Nesta era pós-Snowden, a forma de resistir é voltar a ser um número. Apenas a criptografia tem capacidade de nos proteger de abusos da nossa privacidade e segurança online, abusos legais e ilegais. É ao transformar a informação sobre o que fazemos e somos em algo indecifrável que podemos manter um reduto de dignidade e dificultar a vida dos que usam neurologia, ciências cognitivas e machine learning como armas e os nossos dados e metadados como munição.

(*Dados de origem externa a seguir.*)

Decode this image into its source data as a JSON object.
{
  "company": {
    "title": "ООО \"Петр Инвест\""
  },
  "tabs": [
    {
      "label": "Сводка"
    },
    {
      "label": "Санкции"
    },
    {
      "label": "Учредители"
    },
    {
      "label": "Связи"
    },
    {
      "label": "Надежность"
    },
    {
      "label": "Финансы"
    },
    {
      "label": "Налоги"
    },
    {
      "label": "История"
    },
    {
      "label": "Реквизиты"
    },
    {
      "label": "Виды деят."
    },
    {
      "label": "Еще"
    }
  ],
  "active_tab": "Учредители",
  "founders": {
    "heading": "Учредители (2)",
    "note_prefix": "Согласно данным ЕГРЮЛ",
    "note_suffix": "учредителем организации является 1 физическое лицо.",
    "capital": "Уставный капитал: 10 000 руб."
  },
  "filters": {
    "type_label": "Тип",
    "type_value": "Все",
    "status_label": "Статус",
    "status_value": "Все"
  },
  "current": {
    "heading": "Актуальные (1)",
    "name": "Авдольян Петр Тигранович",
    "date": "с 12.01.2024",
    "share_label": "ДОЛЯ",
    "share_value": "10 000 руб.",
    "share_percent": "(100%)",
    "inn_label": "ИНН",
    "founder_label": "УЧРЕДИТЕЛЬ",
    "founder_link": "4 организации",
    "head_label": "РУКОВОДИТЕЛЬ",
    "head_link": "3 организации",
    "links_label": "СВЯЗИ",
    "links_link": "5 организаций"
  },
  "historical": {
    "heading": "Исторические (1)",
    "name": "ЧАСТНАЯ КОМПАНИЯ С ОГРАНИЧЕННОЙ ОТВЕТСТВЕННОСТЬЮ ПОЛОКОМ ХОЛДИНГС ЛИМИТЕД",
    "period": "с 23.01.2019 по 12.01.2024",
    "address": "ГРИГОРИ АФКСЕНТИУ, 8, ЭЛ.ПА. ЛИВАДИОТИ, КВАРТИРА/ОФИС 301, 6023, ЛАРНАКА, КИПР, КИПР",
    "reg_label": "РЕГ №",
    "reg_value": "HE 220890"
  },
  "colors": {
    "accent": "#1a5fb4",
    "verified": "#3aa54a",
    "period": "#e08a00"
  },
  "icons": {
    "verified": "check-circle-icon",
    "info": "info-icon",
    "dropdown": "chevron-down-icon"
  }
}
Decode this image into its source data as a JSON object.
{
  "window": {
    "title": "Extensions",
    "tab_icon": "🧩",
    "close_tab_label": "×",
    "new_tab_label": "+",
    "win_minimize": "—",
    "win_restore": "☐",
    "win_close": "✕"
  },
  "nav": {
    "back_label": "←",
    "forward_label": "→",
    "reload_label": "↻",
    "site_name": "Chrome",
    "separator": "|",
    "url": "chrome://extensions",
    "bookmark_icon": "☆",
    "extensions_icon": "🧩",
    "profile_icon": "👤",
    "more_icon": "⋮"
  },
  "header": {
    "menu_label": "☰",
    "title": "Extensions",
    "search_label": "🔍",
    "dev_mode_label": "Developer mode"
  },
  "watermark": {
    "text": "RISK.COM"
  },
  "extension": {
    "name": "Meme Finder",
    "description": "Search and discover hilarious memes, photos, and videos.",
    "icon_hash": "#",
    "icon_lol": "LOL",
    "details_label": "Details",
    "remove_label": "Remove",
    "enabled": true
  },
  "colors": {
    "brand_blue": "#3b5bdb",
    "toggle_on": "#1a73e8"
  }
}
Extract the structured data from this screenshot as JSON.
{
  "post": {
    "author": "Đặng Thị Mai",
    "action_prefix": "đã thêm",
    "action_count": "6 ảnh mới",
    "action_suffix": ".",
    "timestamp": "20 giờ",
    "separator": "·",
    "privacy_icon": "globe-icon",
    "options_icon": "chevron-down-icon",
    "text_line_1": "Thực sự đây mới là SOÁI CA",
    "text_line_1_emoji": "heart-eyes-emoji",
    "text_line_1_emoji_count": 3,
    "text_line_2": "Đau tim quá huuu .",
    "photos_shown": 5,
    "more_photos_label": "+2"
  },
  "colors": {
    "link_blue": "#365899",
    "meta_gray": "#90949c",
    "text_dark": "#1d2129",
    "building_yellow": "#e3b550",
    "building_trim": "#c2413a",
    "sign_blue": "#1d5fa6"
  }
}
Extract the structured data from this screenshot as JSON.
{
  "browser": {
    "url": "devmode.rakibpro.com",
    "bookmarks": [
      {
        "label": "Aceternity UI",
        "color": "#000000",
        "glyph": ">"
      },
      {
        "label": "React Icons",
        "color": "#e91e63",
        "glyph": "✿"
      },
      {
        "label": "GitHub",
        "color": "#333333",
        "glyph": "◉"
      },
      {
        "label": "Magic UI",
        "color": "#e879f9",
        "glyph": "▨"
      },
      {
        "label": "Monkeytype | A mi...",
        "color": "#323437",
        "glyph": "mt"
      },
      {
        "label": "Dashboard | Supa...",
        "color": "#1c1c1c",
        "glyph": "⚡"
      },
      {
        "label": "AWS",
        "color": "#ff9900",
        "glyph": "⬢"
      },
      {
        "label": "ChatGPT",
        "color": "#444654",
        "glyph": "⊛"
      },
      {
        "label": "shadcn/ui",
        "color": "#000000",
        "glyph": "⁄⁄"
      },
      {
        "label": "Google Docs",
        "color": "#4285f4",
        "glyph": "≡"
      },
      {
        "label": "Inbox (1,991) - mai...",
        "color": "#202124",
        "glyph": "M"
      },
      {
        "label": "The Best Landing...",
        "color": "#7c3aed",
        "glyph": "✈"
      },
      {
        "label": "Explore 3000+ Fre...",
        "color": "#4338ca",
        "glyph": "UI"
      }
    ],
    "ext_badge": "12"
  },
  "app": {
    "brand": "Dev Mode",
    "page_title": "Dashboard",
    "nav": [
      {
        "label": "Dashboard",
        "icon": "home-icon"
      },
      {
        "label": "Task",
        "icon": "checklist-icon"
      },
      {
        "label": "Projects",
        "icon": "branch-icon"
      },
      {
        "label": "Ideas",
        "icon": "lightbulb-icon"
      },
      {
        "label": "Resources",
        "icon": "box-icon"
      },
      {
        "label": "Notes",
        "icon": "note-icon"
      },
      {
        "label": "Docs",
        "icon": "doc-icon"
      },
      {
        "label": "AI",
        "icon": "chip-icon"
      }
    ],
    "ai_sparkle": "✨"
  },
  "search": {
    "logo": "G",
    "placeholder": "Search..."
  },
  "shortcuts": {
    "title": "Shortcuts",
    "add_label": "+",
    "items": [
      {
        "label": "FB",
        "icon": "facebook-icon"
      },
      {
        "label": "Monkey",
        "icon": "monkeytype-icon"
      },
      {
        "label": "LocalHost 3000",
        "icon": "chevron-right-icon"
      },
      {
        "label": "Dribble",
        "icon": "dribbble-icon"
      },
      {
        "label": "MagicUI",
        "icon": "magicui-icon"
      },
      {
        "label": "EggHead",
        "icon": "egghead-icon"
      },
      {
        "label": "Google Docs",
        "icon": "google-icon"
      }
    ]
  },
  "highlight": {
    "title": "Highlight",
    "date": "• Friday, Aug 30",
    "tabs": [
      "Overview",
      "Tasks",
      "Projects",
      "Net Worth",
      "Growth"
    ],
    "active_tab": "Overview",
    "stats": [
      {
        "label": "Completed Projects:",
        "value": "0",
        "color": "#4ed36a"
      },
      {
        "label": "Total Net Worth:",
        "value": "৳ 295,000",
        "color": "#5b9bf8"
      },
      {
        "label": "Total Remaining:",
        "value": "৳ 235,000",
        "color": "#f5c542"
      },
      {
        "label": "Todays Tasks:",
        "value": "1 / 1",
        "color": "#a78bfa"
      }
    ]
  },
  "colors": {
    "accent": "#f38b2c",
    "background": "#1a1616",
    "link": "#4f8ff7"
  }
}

Uma dificuldade tem impedido a propagação de ideias mobilizadoras. Ainda temos o paradigma de há décadas atrás. Tratarem-nos pelo nome como o Google faz todos os anos, dando-nos os parabéns na sua página inicial, é sentido como algo humanizante. A tecnologia computacional conhece-nos, sabe quem somos. A nossa identidade está nas mãos de centenas de entidades, desde agências de segurança até empresas que nos vendem como alvo bem parametrizado para publicidade. Parecemos bastante resignados com isso precisamente desde que saibam quem somos e não nos confundam com quem não desejamos ser. O triste meme “eu não tenho nada a esconder” é expressão dessa desistência de um espaço de intimidade e discrição.
A lei europeia de proteção de dados é um avanço, que merece apoio e continuidade. Mas estamos ainda num início muito tímido. O serviço Pipl é talvez o maior neste negócio de informação sobre identidade, com os seus anunciados 3 mil milhões de perfis, ou seja de identidades reais de pessoas. O número de pessoas que o Pipl “conhece” é equivalente a mais do que a população da China e da Índia juntas, é quase igual à soma dos utilizadores do Facebook e do Instagram, ou a 39% das pessoas que vivem na Terra. Avisa esta empresa no seu site que qualquer pessoa pode submeter um pedido de remoção dos seus dados, ao abrigo das leis internacionais. Mas avisam: uma vez que as maiores organização de comércio digital usam os serviços Pipl como forma de verificação de identidade, depois da remoção pode acontecer que uma tentativa de compra online seja recusada. É este o estado em que estamos: a conveniência dos serviços online exige-nos tudo em troca de muito pouco.
Não basta dizermos que somos mais do que os nossos dados. Seria o mesmo que dizermos que somos mais que a cama em que dormimos em resposta a termos uma multidão de desconhecidos permanentemente a entrar e sair do nosso quarto.